Without deviating too far from the topic, it’s not a happy accident that I’m well versed with the position of every letter and number on a keyboard. I may have not been thankful at the moment but in hindsight, I’m extremely grateful now for how stringent our typewriting teacher was back in 6th grade when I lived in El Salvador.

She downright denied us all in class the privilege to lay hands on any of the only 4 computers our small private school had until we could successfully prove that we knew how to properly type by identifying the placement of each letter, number and character on the beaten typewriters we used without the need to continuously peer down.

I haven’t used a typewriter since then but the experience of being forced to learn how to use one has left me with a skill that no one could ever take away and it’s this same lesson that I hope to obtain from shooting film again but this time the right way.

The commitment one makes when pressing on a typewriter key is akin to the commitment one makes to pressing the shutter on a film camera.
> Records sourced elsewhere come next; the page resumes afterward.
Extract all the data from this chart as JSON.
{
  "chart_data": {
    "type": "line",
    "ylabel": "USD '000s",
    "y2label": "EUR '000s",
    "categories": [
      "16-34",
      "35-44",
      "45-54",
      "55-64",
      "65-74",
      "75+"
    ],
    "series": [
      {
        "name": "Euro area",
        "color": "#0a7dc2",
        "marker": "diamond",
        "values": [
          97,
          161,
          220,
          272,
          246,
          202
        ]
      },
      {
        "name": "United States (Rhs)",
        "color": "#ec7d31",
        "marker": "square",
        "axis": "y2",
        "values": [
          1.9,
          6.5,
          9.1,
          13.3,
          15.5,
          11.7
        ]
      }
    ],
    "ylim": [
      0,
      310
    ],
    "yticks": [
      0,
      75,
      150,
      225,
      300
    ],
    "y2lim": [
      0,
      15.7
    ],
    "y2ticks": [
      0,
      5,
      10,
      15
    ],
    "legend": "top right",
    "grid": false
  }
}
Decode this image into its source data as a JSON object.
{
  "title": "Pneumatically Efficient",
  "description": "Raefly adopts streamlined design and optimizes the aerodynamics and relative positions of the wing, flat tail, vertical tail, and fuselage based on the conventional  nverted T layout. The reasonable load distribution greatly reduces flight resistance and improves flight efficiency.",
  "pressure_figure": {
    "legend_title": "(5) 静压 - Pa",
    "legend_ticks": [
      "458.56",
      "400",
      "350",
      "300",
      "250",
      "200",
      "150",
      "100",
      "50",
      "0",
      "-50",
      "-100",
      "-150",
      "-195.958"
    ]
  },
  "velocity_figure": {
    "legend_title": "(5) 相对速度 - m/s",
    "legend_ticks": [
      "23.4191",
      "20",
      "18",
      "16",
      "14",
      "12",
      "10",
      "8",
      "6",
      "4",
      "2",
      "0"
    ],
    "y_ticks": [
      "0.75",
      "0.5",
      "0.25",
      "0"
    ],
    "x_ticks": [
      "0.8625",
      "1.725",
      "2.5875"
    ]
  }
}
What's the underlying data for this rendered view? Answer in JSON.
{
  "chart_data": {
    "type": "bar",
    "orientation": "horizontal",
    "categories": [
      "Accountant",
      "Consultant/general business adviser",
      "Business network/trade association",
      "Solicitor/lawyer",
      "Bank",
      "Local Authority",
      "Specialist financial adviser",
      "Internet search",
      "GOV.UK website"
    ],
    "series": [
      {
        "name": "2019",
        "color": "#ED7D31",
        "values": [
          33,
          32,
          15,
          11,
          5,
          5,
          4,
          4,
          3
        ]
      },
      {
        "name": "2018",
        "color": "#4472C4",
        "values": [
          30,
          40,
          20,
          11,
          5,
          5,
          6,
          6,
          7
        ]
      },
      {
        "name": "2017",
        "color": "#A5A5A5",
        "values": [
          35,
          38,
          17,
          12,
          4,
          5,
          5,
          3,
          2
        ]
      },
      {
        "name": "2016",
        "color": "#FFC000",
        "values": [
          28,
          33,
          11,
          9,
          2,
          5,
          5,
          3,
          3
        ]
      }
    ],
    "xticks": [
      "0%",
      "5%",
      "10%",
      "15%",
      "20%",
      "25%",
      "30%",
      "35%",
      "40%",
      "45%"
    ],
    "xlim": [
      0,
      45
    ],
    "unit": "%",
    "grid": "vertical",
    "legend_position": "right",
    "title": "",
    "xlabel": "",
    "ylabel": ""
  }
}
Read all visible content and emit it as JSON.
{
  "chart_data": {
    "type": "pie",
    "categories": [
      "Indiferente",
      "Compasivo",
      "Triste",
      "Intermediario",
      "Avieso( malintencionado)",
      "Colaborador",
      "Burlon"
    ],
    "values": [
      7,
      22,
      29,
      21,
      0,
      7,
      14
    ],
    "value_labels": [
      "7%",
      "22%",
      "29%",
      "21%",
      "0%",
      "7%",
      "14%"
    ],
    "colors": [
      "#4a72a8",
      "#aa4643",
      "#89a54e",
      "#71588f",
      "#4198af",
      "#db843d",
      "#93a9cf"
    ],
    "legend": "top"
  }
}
You gotta know what you want and that comes by understanding what you’re doing first.

Both Joel Zimmer and John Carey consistently shoot with film and they’re knowledge about the medium surpasses what I didn’t care learning about at the time but they’ve been very helpful in responding to questions I had when it came to making a decision as to what film camera I should buy and which film I should use.

At the current market price of used film cameras, there are lot of options that one could choose from. My intention was to find an SLR for under $100 and after numerous listing through Ebay, surprisingly enough I was able to snag a great deal on an Olympus OM-1 with a Zuiko 50mm 1.8 lens for $105 on of all places, Etsy.

I haven’t received it yet but I’m as eager as any tech junkie could be about buying anything. If you’re interested in jumping back in to film or picking it up because you skipped straight into digital, Australian photographer Amanda Gilligan has a very valuable piece which helped me tremendously in narrowing down which film camera to choose.

As far as film, I’m adamant to shoot in color because that’s just what I prefer. As with anything in photography, everything we do is based on experimentation so as a starter, I’ll be using Fujifilm Fujicolor Pro 400H Color Negative Film.

For now, all is could do is wait for UPS to deliver my film camera.